Pierwsze z nich to dwustronne umowy między producentami i odbiorcami energii elektrycznej. Do tej pory korzystały z PPA głównie duże korporacje, zapewniając sobie długoterminową pewność co do cen i ilości energii. Komisja chce udostępnić korzyści z PPA również gospodarstwom domowym oraz małym i średnim przedsiębiorstwom.
Z kolei CfD zawiera regulator z wytwórcami energii elektrycznej. Teraz CfD najczęściej prowadzą do wypłaty rekompensat wytwórcy, jeśli cena energii elektrycznej spadnie poza określony przedział. Komisja wskazuje, że powinny być to kontrakty w dwie strony. Jeśli ceny energii są zbyt wysokie, producent energii elektrycznej musi zapłacić – w ten sposób problem „nadmiernych zysków“ . Głównym celem CfD jest jednak stworzenie długoterminowej, stabilnej podstawy obliczeniowej dla inwestycji w OZE. Z planowaną regulacją wiąże się szereg środków towarzyszących, które mają zwiększyć akceptację i upowszechnienie tych instrumentów. Ostatecznie jednak to uczestnicy rynku zdecydują, czy z nich skorzystają.
Reforma rynku energii elektrycznej musi objąć sieci
Jak ocenia Alliaz Trade, propozycja Komisji uwzględnia kruchość paneuropejskiego rynku energii elektrycznej, na którym występują znaczne różnice regionalne. Jest to reforma z wyczuciem proporcji, która poprawia status quo – zwłaszcza jeśli uda się jej znacząco zwiększyć wykorzystanie CfD, a tym samym inwestycje. W tym kontekście należy wziąć pod uwagę nie tylko wytwarzanie energii, ale także w coraz większym stopniu infrastrukturę sieciową.
Czytaj także: Czas zakręcić kurek z rosyjską ropą i szybciej przesiąść się na elektryki
Dostosowanie sieci jest potrzebne, aby energia mogła również przepływać w drugą stronę – od prosumentów do innych odbiorców. Operatorzy systemów przesyłowych są zachęcani do zamawiania produktów „oszczędzających energię w szczycie“. Inwestycje w cyfryzację w celu inteligentnego sterowania zużyciem energii elektrycznej oraz w zdolności magazynowania są więc pilnie potrzebne.

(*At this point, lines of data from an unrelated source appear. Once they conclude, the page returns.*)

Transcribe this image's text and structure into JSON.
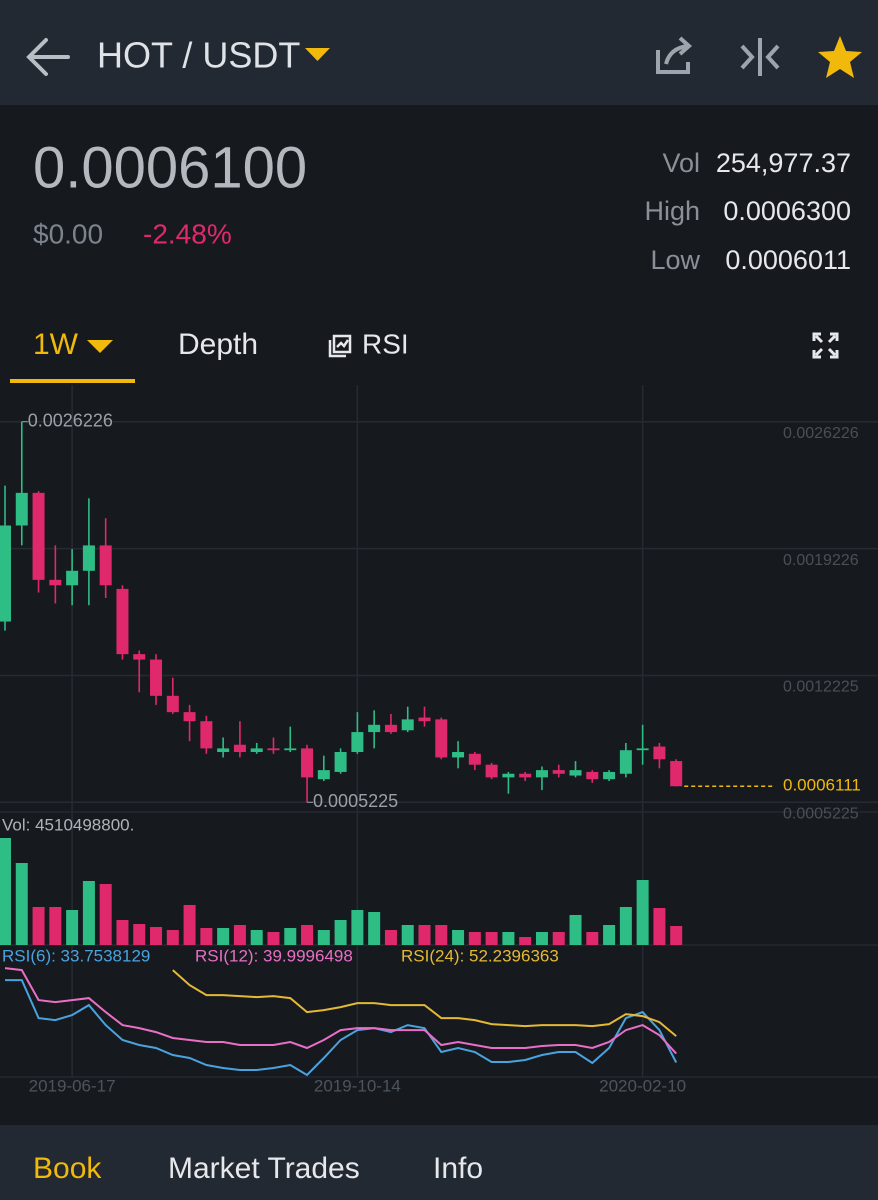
{
  "header": {
    "title": "HOT / USDT"
  },
  "ticker": {
    "price": "0.0006100",
    "fiat": "$0.00",
    "change": "-2.48%",
    "stats": [
      {
        "label": "Vol",
        "value": "254,977.37"
      },
      {
        "label": "High",
        "value": "0.0006300"
      },
      {
        "label": "Low",
        "value": "0.0006011"
      }
    ]
  },
  "tabs": [
    "1W",
    "Depth",
    "RSI"
  ],
  "footer_tabs": [
    "Book",
    "Market Trades",
    "Info"
  ],
  "chart_data": {
    "type": "candlestick",
    "x": [
      null,
      null,
      null,
      null,
      "2019-06-17",
      null,
      null,
      null,
      null,
      null,
      null,
      null,
      null,
      null,
      null,
      null,
      null,
      null,
      null,
      null,
      null,
      "2019-10-14",
      null,
      null,
      null,
      null,
      null,
      null,
      null,
      null,
      null,
      null,
      null,
      null,
      null,
      null,
      null,
      null,
      "2020-02-10",
      null,
      null
    ],
    "open": [
      0.00152,
      0.00205,
      0.00223,
      0.00175,
      0.00172,
      0.0018,
      0.00194,
      0.0017,
      0.00134,
      0.00131,
      0.00111,
      0.00102,
      0.00097,
      0.0008,
      0.00084,
      0.0008,
      0.00082,
      0.00081,
      0.00082,
      0.00065,
      0.00069,
      0.0008,
      0.00091,
      0.00095,
      0.00092,
      0.00099,
      0.00098,
      0.00077,
      0.00079,
      0.00073,
      0.00066,
      0.00068,
      0.00066,
      0.0007,
      0.00067,
      0.00069,
      0.00065,
      0.00068,
      0.00081,
      0.00083,
      0.00075
    ],
    "high": [
      0.00227,
      0.0026226,
      0.00224,
      0.00194,
      0.00192,
      0.0022,
      0.00209,
      0.00172,
      0.00136,
      0.00134,
      0.00121,
      0.00106,
      0.001,
      0.00088,
      0.00097,
      0.00085,
      0.00088,
      0.00094,
      0.00084,
      0.00078,
      0.00082,
      0.00102,
      0.00103,
      0.00101,
      0.00105,
      0.00105,
      0.00099,
      0.00086,
      0.0008,
      0.00074,
      0.00069,
      0.00069,
      0.00072,
      0.00073,
      0.00075,
      0.0007,
      0.0007,
      0.00085,
      0.00095,
      0.00085,
      0.00076
    ],
    "low": [
      0.00147,
      0.00194,
      0.00168,
      0.00162,
      0.00161,
      0.00161,
      0.00165,
      0.00131,
      0.00113,
      0.00106,
      0.00101,
      0.00086,
      0.00079,
      0.00077,
      0.00077,
      0.00079,
      0.00079,
      0.0008,
      0.0005225,
      0.00064,
      0.00068,
      0.00079,
      0.00082,
      0.0009,
      0.00091,
      0.00094,
      0.00076,
      0.00071,
      0.0007,
      0.00065,
      0.00057,
      0.00064,
      0.00059,
      0.00066,
      0.00066,
      0.00063,
      0.00064,
      0.00066,
      0.00073,
      0.00071,
      0.00061
    ],
    "close": [
      0.00205,
      0.00223,
      0.00175,
      0.00172,
      0.0018,
      0.00194,
      0.00172,
      0.00134,
      0.00131,
      0.00111,
      0.00102,
      0.00097,
      0.00082,
      0.00082,
      0.0008,
      0.00082,
      0.00081,
      0.00082,
      0.00066,
      0.0007,
      0.0008,
      0.00091,
      0.00095,
      0.00091,
      0.00098,
      0.00097,
      0.00077,
      0.0008,
      0.00073,
      0.00066,
      0.00068,
      0.00066,
      0.0007,
      0.00068,
      0.0007,
      0.00065,
      0.00069,
      0.00081,
      0.00082,
      0.00076,
      0.0006111
    ],
    "up_color": "#2ebd85",
    "down_color": "#e0296c",
    "ylim": [
      0.00048,
      0.00277
    ],
    "yticks": [
      0.0026226,
      0.0019226,
      0.0012225,
      0.0005225
    ],
    "grid": true,
    "last_price": 0.0006111,
    "last_color": "#f0b90b",
    "volume": {
      "label": "Vol: 4510498800.",
      "values": [
        4510498800,
        3456000000,
        1602000000,
        1602000000,
        1475000000,
        2698000000,
        2571000000,
        1054000000,
        885000000,
        759000000,
        632000000,
        1686000000,
        717000000,
        717000000,
        843000000,
        632000000,
        548000000,
        717000000,
        843000000,
        632000000,
        1054000000,
        1475000000,
        1391000000,
        632000000,
        843000000,
        843000000,
        843000000,
        632000000,
        548000000,
        548000000,
        548000000,
        337000000,
        548000000,
        548000000,
        1265000000,
        548000000,
        843000000,
        1602000000,
        2740000000,
        1560000000,
        801000000
      ]
    },
    "rsi": {
      "ylim": [
        25,
        100
      ],
      "series": [
        {
          "name": "RSI(6): 33.7538129",
          "color": "#4aa3df",
          "values": [
            91.5,
            91.5,
            64.9,
            63.5,
            67,
            74,
            60,
            49.5,
            46,
            43.9,
            39,
            36.9,
            32,
            29.9,
            28.5,
            28.5,
            29.9,
            32,
            25,
            36.9,
            49.5,
            56.5,
            57.9,
            55.1,
            60,
            57.9,
            41.1,
            43.9,
            41.1,
            34.1,
            34.1,
            35.5,
            39,
            41.1,
            41.1,
            33.4,
            43.9,
            64.9,
            69.1,
            56.5,
            33.7538129
          ]
        },
        {
          "name": "RSI(12): 39.9996498",
          "color": "#e86fc6",
          "values": [
            99.9,
            98.5,
            77.5,
            76.1,
            77.5,
            78.9,
            69.1,
            60,
            57.9,
            55.1,
            50.9,
            49.5,
            48.1,
            48.1,
            46,
            46,
            46,
            48.1,
            43.9,
            49.5,
            56.5,
            57.9,
            57.9,
            56.5,
            56.5,
            56.5,
            46,
            48.1,
            46,
            43.9,
            43.9,
            43.9,
            45.3,
            46,
            46,
            43.9,
            48.1,
            56.5,
            60,
            53,
            39.9996498
          ]
        },
        {
          "name": "RSI(24): 52.2396363",
          "color": "#e5b935",
          "values": [
            null,
            null,
            null,
            null,
            null,
            null,
            null,
            null,
            null,
            null,
            98.5,
            88,
            81,
            81,
            80.3,
            79.6,
            80.3,
            78.9,
            69.1,
            70.5,
            72.6,
            75.4,
            75.4,
            74,
            74,
            74,
            64.9,
            64.9,
            63.5,
            60.7,
            60,
            59.3,
            60,
            60,
            60,
            59.3,
            60.7,
            67.7,
            66.3,
            62.1,
            52.2396363
          ]
        }
      ]
    }
  }
}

Nieskoordynowane i źle ukierunkowane interwencje rynkowe tworzą niewłaściwe bodźce dla wszystkich uczestników rynku – wskazuje Allianz Trade. Nawet jeśli ekstremalne wahania cen z zeszłego lata raczej nie powtórzą się w takiej samej formie, to kolejny kryzys cen energii na pewno nadejdzie. Rządy powinny być na niego dobrze przygotowane. W tym celu potrzebują zestawu narzędzi w postaci skutecznych i ukierunkowanych środków ex ante, które przyniosą szybką pomoc osobom rzeczywiście dotkniętym kryzysem. Mogą to być na przykład płatności ryczałtowe dla gospodarstw domowych.